Thankfully, the box-office attendant at Grand Action Cinema spoke English and sensed my embarrassment over not having learned to count to two in his language ("Um, two, Nashville, merci?"). He sent us to the "Salle Henri Langlois," an auditorium named after the famed French cinephile and director of the Cinémathèque Française. Plastered across the back of the room is a large photograph of Langlois leaning onto a railing, as if he is watching the film along with you. A French woman picked up a microphone to introduce the film; her introduction was gibberish to us, excepting the heavily accented names and titles ("French French French French Robert Alt-men... French French French French Gosfard Parrk"). Then she finished, and the film began.
I wondered how much of the film would be lost on our fellow moviegoers, as the French subtitles can only translate so much of Altman's famed multi-tracked, overlapping dialogue. I also wondered if it would feel strange to observe this quintessentially American film from the outside looking in. Released in 1975, on the eve of the American bicentennial, the picture opens with the recording of a jingoistic anthem called "200 Years" ("We must be doin' somethin' right to last 200 years!"). It spends a few days in the title city, using the country-music capital as a microcosm for the country, where Altman assembles a large, unruly cast of unforgettable (and indisputably American) characters and caricatures, rotates between them, combines and disrupts them, gathers them together and tears them apart.

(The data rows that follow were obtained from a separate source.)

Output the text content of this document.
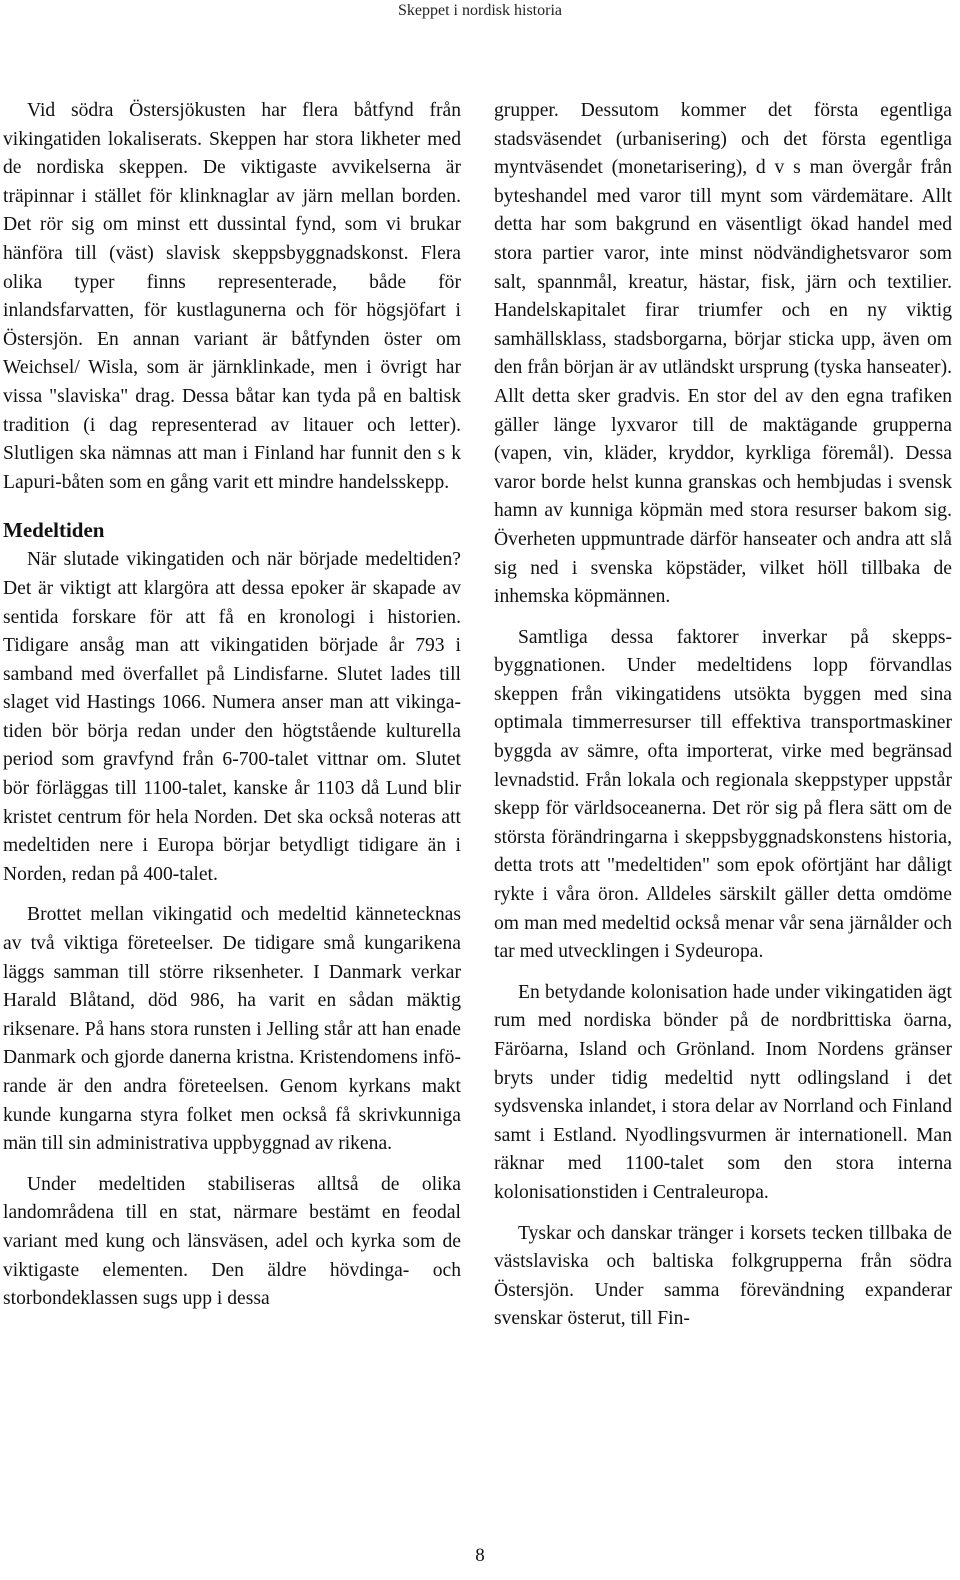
Skeppet i nordisk historia

Vid södra Östersjökusten har flera båtfynd från vikingatiden lokaliserats. Skeppen har stora likheter med de nordiska skeppen. De viktigaste avvikelserna är träpinnar i stället för klinknaglar av järn mellan borden. Det rör sig om minst ett dussintal fynd, som vi brukar hänföra till (väst) slavisk skeppsbyggnadskonst. Flera olika typer finns representerade, både för inlandsfarvatten, för kustlagunerna och för högsjöfart i Östersjön. En annan variant är båtfynden öster om Weichsel/ Wisla, som är järnklinkade, men i övrigt har vissa "slaviska" drag. Dessa båtar kan tyda på en baltisk tradition (i dag representerad av litauer och letter). Slutligen ska nämnas att man i Finland har funnit den s k Lapuri-båten som en gång varit ett mindre handelsskepp.

Medeltiden

När slutade vikingatiden och när började medeltiden? Det är viktigt att klargöra att dessa epoker är skapade av sentida forskare för att få en kronologi i historien. Tidigare ansåg man att vikingatiden började år 793 i samband med överfallet på Lindisfarne. Slutet lades till slaget vid Hastings 1066. Numera anser man att vikingatiden bör börja redan under den högtstående kulturella period som gravfynd från 6-700-talet vittnar om. Slutet bör förläggas till 1100-talet, kanske år 1103 då Lund blir kristet centrum för hela Norden. Det ska också noteras att medeltiden nere i Europa börjar betydligt tidigare än i Norden, redan på 400-talet.

Brottet mellan vikingatid och medeltid kännetecknas av två viktiga företeelser. De tidigare små kungarikena läggs samman till större riksenheter. I Danmark verkar Harald Blåtand, död 986, ha varit en sådan mäktig riksenare. På hans stora runsten i Jelling står att han enade Danmark och gjorde danerna kristna. Kristendomens införande är den andra företeelsen. Genom kyrkans makt kunde kungarna styra folket men också få skrivkunniga män till sin administrativa uppbyggnad av rikena.

Under medeltiden stabiliseras alltså de olika landområdena till en stat, närmare bestämt en feodal variant med kung och länsväsen, adel och kyrka som de viktigaste elementen. Den äldre hövdinga- och storbondeklassen sugs upp i dessa

grupper. Dessutom kommer det första egentliga stadsväsendet (urbanisering) och det första egentliga myntväsendet (monetarisering), d v s man övergår från byteshandel med varor till mynt som värdemätare. Allt detta har som bakgrund en väsentligt ökad handel med stora partier varor, inte minst nödvändighetsvaror som salt, spannmål, kreatur, hästar, fisk, järn och textilier. Handelskapitalet firar triumfer och en ny viktig samhällsklass, stadsborgarna, börjar sticka upp, även om den från början är av utländskt ursprung (tyska hanseater). Allt detta sker gradvis. En stor del av den egna trafiken gäller länge lyxvaror till de maktägande grupperna (vapen, vin, kläder, kryddor, kyrkliga föremål). Dessa varor borde helst kunna granskas och hembjudas i svensk hamn av kunniga köpmän med stora resurser bakom sig. Överheten uppmuntrade därför hanseater och andra att slå sig ned i svenska köpstäder, vilket höll tillbaka de inhemska köpmännen.

Samtliga dessa faktorer inverkar på skeppsbyggnationen. Under medeltidens lopp förvandlas skeppen från vikingatidens utsökta byggen med sina optimala timmerresurser till effektiva transportmaskiner byggda av sämre, ofta importerat, virke med begränsad levnadstid. Från lokala och regionala skeppstyper uppstår skepp för världsoceanerna. Det rör sig på flera sätt om de största förändringarna i skeppsbyggnadskonstens historia, detta trots att "medeltiden" som epok oförtjänt har dåligt rykte i våra öron. Alldeles särskilt gäller detta omdöme om man med medeltid också menar vår sena järnålder och tar med utvecklingen i Sydeuropa.

En betydande kolonisation hade under vikingatiden ägt rum med nordiska bönder på de nordbrittiska öarna, Färöarna, Island och Grönland. Inom Nordens gränser bryts under tidig medeltid nytt odlingsland i det sydsvenska inlandet, i stora delar av Norrland och Finland samt i Estland. Nyodlingsvurmen är internationell. Man räknar med 1100-talet som den stora interna kolonisationstiden i Centraleuropa.

Tyskar och danskar tränger i korsets tecken tillbaka de västslaviska och baltiska folkgrupperna från södra Östersjön. Under samma förevändning expanderar svenskar österut, till Fin-

8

The narrative is loosely organized around a series of threads: an upcoming rally for populist third-party candidate Hal Philip Walker (who sounded, in that summer of 2011, alarmingly like Ron Paul), the homecoming of popular but troubled country star Barbara Jean, a BBC reporter documenting the local scene. But as with any Altman film, Nashville is not about plot. It is about moments, moods, emotions, the subtext of a tense silence, the exchange of a loaded glance. It is about the horrible split second when tone-deaf Sueleen Gay realizes that she has not been invited to that sleazy "fundraiser" to sing; it is about the impotent helplessness that Barnett feels as his wife falls apart on stage, the band giving up behind her as she spins off into another pointless anecdote; it is about the terrible longing that married mother Linnea feels as she sits in the audience while Tom sings, it seems, only to her--though a good half-dozen women in the room are sharing the same delusion.
In that moment, Linnea (played by Lily Tomlin, who gives perhaps the finest performance in a film where that is not an easy call) knows what is wrong and what is right--knows how she should act, but also realizes how she will act. Throughout his long and fascinating career, Robert Altman frequently explored the theme of the American identity--how we think of ourselves, who we really are, and the tension between those two notions. With rare exceptions, Altman does not judge his characters for that dichotomy. He loves them both for all they are and for all they wish they were, and he loves them for the space in between. That space is where his films live: The United States of Altman, a wild, eccentric place where the authoritarian establishment was to be sneered and laughed at, where kooks and oddballs were our heroes. It was a vivid, earthy, low-down world, where people talked over one another and the backgrounds were often more interesting than the foregrounds, where women were strong and men were broken, where everything was connected to everything else while simultaneously having nothing to do with anything. He did not stand aloof; he was embedded in that country, invested in it.